I also read some interesting comments on the euro in various places. One that stuck in my mind (although not the source, unfortunately) was that the one country that has a mechanism in place for quitting the euro is Germany. This is an important point, for if the euro is to fail at a stroke, it would be because Germany left it, rather than because Greece, or Ireland, was ejected. However, once again politics surely takes control. Even if it made economic isolationist sense for Germany to say "fuck this for a game of soldiers", it's hard to see them upping and quitting unless it had become extremely clear from outside Germanyland that the euro was disintegrating at the seams. At the moment Euroland is actually less economically disjointed than it was a few years ago, when booming countries such as Ireland had interest rates far too low in order to accommodate stagnation in, yes, Germany. It would seem a strange decision to leave a party just at the time that everyone agreed what CD should be put on the stereo.
++++++++
Brief further point on something I meant to mention but for which I ran out of time. John O'Malia has quit as MD at PartyGaming. "Managing Director" is a fairly nebulous title when there's an active CEO in place. O'Malia came from GameBookers when Party bought it more than two years ago. It seems as if he was the driving force turning Party Poker from a pile of shit into what is, now, a not bad operation. OK, the support is still laughable, but at least the rewards system now makes some kind of sense, the interface is much improved (with the exception of the "Speed Table" farce where you often have to wait 10 minutes to be dealt in -- once I missed two rounds because you can't be dealt a hand until you are in the Big Blind).

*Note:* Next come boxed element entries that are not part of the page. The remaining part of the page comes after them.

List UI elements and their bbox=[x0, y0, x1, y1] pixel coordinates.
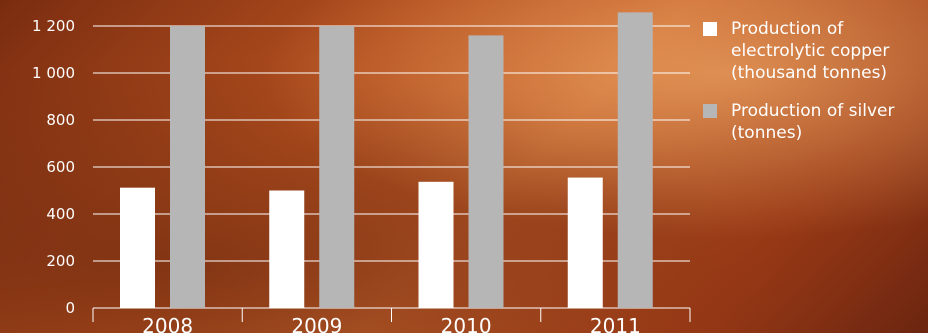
y-tick-label: 400 bbox=[46, 205, 75, 223]
legend-swatch-silver bbox=[703, 104, 717, 118]
legend-item-copper: Production of electrolytic copper (thous… bbox=[703, 18, 925, 84]
y-tick-label: 200 bbox=[46, 252, 75, 270]
bar-silver bbox=[319, 26, 355, 308]
legend-item-silver: Production of silver (tonnes) bbox=[703, 100, 925, 144]
bar-silver bbox=[170, 26, 205, 308]
y-tick-label: 800 bbox=[46, 111, 75, 129]
bar-silver bbox=[468, 35, 504, 309]
bar-copper bbox=[120, 187, 155, 308]
legend-label-copper: Production of electrolytic copper (thous… bbox=[731, 19, 890, 83]
bar-silver bbox=[617, 12, 653, 309]
x-tick-label: 2011 bbox=[590, 314, 641, 333]
bar-copper bbox=[269, 190, 305, 308]
y-tick-label: 600 bbox=[46, 158, 75, 176]
bar-copper bbox=[418, 181, 454, 308]
x-tick-label: 2008 bbox=[142, 314, 193, 333]
y-tick-label: 0 bbox=[65, 299, 75, 317]
legend: Production of electrolytic copper (thous… bbox=[703, 18, 925, 160]
bar-copper bbox=[567, 177, 603, 308]
x-tick-label: 2009 bbox=[291, 314, 342, 333]
x-tick-label: 2010 bbox=[441, 314, 492, 333]
legend-swatch-copper bbox=[703, 22, 717, 36]
y-tick-label: 1 000 bbox=[32, 64, 75, 82]
legend-label-silver: Production of silver (tonnes) bbox=[731, 101, 895, 143]
y-tick-label: 1 200 bbox=[32, 17, 75, 35]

O'Malia was also, by all accounts, brainy -- a rare facet in the upper echelons of board rooms these days, where marketing, sales talk, schmoozing and generally being a friendly bloke is considered far more important than knowing what you are doing and having the brains to know how to set about doing it. A serious worry is that the poker will start to be ignored again (as it was under scopepot Mitch Garber) and the quality will gradually deteriorate.
20 minutes this morning on Pokerstars before coming to work necessitated four tables of truly mind-numbing pointlessness. Average pot sizes of about $4 at all of them ($100 buy in). However, I casually strolled away with $20 without going beyond a flop bet. The sequence goes like this. Your first raise is passed round and you steal the blinds. Your second raise, if a fraction too soon after the first raise, generates either a planned float from the button or a defence from the blinds. However, a CB takes it down.